Maue has also tallied the global total number of all hurricanes of any size and plotted them by year. That recordkeeping goes back to 1978. It shows that the total number of hurricanes and total number of major hurricanes have both decreased by 30 percent since 1997.
Numbers of intense hurricanes
According to the hurricane myth, the number of intense hurricanes should also be increasing.
An intense hurricane is defined as a category 3 or stronger hurricane. Those are the ones AGW theorists say are increasing.
NOAA has tracked all those hurricanes and maintains a publicly accessible database of them. The above chart plots their numbers, tallied by decade, and sports a software-calculated trend line.
Since 1880, the number of intense hurricanes per decade has decreased by about two.
According to the IPCC’s AR5 report, human effects on climate did not become measurable until after 1950. If we plot only since 1950 instead of 1880, then the slope of the downward trend line would be steeper. If not for the last eight seasons when there were no landfalls, the trend line would be roughly flat.
These results are consistent with Maue’s total energy calculations above and his global hurricane counts. The chart is only a regional result that doesn’t reflect the global trend, but Maue’s results suggest that charting the whole planet would produce a similar finding. These data are still inconsistent with the hypothesis that human-caused global warming is generating more intense (Cat 3+) hurricanes than there were in the past.
Number of days between major hurricanes
This last graph plots regional results applied only to the United States, rather than global results.

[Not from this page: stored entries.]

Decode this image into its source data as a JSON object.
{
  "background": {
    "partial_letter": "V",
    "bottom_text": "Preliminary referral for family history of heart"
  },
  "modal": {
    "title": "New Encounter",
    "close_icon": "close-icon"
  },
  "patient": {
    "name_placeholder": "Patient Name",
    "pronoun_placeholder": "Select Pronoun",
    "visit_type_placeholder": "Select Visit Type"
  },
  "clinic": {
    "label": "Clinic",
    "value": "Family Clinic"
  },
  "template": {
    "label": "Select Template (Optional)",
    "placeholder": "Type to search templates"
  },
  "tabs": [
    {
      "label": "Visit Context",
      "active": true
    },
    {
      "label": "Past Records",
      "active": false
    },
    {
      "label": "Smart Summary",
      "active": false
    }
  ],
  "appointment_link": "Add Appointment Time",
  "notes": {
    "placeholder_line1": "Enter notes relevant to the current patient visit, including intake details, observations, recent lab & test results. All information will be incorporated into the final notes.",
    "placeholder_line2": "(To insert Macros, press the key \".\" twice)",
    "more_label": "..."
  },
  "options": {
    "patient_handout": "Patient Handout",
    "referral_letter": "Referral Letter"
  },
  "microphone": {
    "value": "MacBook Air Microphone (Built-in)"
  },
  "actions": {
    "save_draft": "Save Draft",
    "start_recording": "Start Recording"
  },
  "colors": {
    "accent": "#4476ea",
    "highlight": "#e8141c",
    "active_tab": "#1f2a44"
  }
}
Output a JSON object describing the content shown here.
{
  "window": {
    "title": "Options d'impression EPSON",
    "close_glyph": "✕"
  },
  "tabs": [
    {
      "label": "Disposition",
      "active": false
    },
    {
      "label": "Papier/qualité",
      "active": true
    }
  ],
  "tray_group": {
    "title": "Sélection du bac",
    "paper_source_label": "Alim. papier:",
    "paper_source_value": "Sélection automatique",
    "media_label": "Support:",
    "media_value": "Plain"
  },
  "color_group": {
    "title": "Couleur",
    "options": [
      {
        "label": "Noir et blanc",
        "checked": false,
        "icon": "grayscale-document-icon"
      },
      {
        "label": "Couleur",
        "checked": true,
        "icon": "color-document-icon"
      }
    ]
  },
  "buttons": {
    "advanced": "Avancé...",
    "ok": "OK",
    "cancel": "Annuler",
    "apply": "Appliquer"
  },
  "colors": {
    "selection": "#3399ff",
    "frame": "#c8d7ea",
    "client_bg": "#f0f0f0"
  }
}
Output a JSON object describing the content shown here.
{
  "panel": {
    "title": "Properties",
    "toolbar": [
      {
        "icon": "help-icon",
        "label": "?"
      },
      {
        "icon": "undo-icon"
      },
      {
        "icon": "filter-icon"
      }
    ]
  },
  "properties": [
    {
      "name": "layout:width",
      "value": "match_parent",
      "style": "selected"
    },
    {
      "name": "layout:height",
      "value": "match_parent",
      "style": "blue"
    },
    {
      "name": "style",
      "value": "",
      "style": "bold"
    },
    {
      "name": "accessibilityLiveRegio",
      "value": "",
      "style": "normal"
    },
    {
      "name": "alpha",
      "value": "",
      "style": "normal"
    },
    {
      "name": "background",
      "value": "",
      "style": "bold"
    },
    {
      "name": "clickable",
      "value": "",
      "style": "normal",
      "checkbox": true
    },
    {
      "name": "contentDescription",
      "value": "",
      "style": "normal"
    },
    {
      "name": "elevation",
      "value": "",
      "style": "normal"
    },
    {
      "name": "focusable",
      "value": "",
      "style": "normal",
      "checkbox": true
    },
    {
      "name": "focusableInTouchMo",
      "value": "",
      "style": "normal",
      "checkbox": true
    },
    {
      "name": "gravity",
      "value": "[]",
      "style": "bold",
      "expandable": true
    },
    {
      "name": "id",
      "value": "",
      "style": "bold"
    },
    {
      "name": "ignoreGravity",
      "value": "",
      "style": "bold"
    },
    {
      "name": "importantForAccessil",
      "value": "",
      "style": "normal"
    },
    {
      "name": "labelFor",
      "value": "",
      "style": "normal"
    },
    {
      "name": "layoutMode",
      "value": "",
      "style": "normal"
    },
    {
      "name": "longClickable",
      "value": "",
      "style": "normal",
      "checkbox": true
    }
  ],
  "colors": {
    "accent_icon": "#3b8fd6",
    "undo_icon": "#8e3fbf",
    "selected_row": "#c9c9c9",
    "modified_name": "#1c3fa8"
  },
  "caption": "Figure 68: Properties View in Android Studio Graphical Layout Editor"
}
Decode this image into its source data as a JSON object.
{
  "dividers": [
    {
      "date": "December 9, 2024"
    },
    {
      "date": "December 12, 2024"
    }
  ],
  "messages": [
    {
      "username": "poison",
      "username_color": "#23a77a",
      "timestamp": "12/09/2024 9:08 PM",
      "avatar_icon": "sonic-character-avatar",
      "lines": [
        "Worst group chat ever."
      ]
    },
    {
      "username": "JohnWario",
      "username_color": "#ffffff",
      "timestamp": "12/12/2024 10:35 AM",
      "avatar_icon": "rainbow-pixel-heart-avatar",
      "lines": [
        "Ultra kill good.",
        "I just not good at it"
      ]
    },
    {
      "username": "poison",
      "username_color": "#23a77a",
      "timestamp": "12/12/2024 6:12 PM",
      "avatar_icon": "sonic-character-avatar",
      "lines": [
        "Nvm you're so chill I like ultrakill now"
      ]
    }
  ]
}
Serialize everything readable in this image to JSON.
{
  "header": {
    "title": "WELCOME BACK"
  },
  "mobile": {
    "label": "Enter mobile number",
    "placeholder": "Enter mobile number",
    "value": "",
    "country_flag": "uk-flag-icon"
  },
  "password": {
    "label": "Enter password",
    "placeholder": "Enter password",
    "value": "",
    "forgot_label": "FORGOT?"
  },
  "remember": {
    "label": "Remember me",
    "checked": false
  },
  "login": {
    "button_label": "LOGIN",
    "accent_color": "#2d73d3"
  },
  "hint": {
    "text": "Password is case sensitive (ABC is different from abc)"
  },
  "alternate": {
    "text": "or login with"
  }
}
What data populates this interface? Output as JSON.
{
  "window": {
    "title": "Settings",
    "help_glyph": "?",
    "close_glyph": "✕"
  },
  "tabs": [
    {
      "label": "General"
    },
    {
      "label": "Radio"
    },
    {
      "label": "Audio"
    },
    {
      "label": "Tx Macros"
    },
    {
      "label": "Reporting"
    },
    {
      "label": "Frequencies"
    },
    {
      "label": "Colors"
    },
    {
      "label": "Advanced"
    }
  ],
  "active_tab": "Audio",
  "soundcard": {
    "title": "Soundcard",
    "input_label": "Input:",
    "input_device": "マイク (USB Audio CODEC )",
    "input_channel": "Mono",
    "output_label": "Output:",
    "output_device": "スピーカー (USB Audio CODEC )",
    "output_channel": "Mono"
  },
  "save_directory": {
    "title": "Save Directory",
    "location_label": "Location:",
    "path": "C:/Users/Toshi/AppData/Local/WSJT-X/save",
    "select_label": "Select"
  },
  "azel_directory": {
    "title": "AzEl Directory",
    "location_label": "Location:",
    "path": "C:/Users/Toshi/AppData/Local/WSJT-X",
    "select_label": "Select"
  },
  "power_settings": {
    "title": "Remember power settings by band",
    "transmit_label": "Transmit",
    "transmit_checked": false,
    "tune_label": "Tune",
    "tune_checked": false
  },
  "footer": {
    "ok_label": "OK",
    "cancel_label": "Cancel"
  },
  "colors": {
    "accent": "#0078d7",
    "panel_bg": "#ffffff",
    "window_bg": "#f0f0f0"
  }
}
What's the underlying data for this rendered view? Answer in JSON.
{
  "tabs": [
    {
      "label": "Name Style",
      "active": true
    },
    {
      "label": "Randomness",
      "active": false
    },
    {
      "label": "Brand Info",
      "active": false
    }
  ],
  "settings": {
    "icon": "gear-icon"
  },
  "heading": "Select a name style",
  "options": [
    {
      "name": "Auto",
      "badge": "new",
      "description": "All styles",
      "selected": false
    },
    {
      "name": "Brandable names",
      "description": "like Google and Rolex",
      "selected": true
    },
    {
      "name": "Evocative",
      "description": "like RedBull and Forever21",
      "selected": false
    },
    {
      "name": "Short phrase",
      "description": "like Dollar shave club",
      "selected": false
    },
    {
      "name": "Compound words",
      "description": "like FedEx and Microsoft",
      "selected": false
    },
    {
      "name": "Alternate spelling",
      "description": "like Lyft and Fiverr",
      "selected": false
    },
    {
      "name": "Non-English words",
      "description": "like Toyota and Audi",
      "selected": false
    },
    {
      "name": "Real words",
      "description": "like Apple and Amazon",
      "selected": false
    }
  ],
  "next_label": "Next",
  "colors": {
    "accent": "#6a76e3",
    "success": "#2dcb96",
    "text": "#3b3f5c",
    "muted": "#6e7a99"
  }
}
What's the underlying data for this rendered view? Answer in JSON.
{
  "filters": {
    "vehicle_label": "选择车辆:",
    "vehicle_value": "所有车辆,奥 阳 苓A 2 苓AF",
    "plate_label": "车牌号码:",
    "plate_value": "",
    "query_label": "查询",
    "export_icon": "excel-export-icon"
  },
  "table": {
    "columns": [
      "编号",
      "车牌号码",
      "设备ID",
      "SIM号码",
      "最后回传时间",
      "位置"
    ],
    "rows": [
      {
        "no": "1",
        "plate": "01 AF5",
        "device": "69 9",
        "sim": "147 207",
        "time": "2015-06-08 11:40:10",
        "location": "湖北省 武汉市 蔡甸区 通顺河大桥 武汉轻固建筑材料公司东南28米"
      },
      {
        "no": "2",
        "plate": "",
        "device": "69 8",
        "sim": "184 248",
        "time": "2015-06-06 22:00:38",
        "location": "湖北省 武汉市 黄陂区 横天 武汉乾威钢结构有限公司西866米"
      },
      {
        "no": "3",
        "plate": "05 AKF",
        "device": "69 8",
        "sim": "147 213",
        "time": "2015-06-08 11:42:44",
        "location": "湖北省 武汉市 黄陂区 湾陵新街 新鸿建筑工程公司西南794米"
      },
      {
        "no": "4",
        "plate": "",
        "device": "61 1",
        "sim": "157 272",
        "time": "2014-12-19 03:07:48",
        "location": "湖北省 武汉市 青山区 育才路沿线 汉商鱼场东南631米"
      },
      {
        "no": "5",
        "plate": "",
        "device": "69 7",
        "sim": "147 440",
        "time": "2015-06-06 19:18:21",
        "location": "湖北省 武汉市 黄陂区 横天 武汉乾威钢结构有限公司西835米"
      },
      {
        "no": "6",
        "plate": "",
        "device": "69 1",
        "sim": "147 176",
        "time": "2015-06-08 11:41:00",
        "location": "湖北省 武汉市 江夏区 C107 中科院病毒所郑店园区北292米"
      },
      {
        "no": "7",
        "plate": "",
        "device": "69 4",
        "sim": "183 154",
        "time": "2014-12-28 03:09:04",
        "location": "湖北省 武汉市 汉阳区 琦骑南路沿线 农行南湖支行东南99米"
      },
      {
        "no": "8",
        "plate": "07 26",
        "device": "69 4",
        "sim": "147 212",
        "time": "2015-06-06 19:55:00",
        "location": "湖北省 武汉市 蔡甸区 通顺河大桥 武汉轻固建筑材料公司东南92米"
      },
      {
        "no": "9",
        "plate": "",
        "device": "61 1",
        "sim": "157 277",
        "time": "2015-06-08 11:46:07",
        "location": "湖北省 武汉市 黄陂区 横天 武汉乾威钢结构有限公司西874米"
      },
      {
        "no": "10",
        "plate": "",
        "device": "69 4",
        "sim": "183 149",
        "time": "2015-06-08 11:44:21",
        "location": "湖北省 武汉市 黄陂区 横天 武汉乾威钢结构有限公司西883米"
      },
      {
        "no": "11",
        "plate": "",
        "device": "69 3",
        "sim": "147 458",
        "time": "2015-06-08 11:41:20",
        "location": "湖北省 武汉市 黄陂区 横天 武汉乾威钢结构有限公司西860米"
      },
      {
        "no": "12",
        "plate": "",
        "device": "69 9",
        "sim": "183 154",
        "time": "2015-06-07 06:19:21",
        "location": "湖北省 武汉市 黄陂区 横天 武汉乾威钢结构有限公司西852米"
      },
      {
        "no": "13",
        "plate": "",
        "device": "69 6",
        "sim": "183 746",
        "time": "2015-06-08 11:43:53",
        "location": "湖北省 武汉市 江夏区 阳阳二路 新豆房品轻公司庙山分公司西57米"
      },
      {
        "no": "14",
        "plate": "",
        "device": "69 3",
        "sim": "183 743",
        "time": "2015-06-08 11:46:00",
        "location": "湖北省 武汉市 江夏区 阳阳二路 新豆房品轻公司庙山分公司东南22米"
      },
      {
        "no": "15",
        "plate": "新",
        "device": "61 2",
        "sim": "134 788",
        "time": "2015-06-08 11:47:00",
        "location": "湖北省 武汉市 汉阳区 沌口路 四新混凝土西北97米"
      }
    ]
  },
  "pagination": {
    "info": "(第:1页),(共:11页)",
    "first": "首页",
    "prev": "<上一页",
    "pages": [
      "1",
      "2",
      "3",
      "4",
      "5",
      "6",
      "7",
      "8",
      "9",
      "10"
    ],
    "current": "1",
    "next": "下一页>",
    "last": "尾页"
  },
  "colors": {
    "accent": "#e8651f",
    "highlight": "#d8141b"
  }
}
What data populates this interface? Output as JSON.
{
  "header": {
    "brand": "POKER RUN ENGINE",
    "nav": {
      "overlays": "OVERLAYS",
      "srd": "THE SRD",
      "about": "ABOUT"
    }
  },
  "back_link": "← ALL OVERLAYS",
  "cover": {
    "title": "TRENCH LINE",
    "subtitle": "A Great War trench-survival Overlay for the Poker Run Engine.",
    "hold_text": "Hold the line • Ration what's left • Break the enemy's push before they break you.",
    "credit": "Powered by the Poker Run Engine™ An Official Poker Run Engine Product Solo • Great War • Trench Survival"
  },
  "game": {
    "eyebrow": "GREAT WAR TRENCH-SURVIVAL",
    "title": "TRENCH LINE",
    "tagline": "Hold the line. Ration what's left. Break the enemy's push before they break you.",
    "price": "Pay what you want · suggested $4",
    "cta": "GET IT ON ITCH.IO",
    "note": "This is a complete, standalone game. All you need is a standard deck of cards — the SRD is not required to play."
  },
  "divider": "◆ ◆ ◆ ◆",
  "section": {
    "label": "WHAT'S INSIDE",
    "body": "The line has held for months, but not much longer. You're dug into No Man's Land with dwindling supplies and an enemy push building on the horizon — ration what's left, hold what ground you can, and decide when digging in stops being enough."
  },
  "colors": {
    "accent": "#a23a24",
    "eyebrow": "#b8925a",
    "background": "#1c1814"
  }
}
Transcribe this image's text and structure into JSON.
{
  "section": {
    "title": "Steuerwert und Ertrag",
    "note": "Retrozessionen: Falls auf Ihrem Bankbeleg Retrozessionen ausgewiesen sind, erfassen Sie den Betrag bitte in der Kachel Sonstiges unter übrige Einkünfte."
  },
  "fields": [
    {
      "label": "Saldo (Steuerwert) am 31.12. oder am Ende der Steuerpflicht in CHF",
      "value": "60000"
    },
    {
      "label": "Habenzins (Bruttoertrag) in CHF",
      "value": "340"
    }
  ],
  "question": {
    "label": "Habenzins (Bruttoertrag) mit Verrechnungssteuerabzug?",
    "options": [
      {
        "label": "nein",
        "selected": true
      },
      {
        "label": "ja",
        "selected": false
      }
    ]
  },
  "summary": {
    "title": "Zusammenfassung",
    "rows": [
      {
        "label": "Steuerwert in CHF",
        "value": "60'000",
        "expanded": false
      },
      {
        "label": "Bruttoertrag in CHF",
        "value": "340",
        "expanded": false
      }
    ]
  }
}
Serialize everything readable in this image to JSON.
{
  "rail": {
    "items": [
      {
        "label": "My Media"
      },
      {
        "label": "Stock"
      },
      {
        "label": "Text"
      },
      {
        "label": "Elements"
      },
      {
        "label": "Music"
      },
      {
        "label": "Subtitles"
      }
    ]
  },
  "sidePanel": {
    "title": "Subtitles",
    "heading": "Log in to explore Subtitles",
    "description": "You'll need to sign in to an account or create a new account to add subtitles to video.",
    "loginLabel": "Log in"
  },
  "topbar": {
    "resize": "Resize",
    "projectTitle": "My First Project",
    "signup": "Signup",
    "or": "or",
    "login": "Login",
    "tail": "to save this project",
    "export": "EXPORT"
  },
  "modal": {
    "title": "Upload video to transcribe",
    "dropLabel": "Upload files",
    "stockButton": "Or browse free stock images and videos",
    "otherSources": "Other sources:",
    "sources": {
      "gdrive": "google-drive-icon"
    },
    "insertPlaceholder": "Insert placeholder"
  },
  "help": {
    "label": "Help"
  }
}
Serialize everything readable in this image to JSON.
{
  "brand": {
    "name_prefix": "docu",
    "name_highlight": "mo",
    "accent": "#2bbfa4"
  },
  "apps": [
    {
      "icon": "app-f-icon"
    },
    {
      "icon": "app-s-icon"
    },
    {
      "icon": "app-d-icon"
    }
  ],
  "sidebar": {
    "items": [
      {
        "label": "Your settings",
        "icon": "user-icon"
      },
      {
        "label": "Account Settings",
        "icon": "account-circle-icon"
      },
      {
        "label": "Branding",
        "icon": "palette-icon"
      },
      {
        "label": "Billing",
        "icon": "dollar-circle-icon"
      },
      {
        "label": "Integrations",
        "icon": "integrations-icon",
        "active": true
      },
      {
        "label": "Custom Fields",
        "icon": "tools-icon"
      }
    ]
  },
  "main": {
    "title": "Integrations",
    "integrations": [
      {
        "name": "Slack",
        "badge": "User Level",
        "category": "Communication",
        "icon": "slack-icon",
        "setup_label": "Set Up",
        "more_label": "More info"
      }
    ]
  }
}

As such, this evidence is not as strong as the Maue and NOAA data.
Further, the trend line is skewed upward by the phenomenal, record-setting 3,142 days since the last major hurricane struck the United States.
Outside the North Atlantic, the Western Pacific is the other major area on earth subjected to many hurricane strength storms. If Pacific storms were included, then the numbers above would be quite different. Perhaps an AGW theorist will chose to do that graph.
The graph is consistent with the other data presented above, and thus supports the conclusion that hurricanes are not becoming more intense, nor more numerous.
IPCC speaks on “extreme weather” hurricane events
Table SPM.1 shows the IPCC assessment for “Increases in intense tropical cyclone activity” (hurricanes).
Translation: There is a lukewarm belief that human activity will increase hurricane activity sometime in the 2nd half of this century.
Note: The IPCC assessment that increases in intense hurricanes is “virtually certain in North America since 1970” is based on exactly one 4-page paper that examines only one year, 2005. It’s titled, “Atlantic hurricanes and natural variability in 2005” by Trenberth, et al.
The IPCC never actually went out and counted hurricanes or added up their total energy to back up that statement, hence the assessment level of “low confidence“.
For the record, NOAA recorded that Superstorm Sandy in 2012 wasn’t a hurricane when it made landfall. It was a huge storm coming ashore at the worst possible place during high tide, which maximized storm surges in vulnerable population centers.
About one foot of Sandy’s 13 foot storm surge has been attributed to sea level rise in worst-case scenarios.
The IPCC doesn’t believe that Sandy, or any other hurricane for that matter, has been caused by human CO2 emissions, so why should anyone else?
Though the IPCC says “no” and the evidence is compelling, it’s likely that the news media will keep the hurricane myth alive and well for years to come.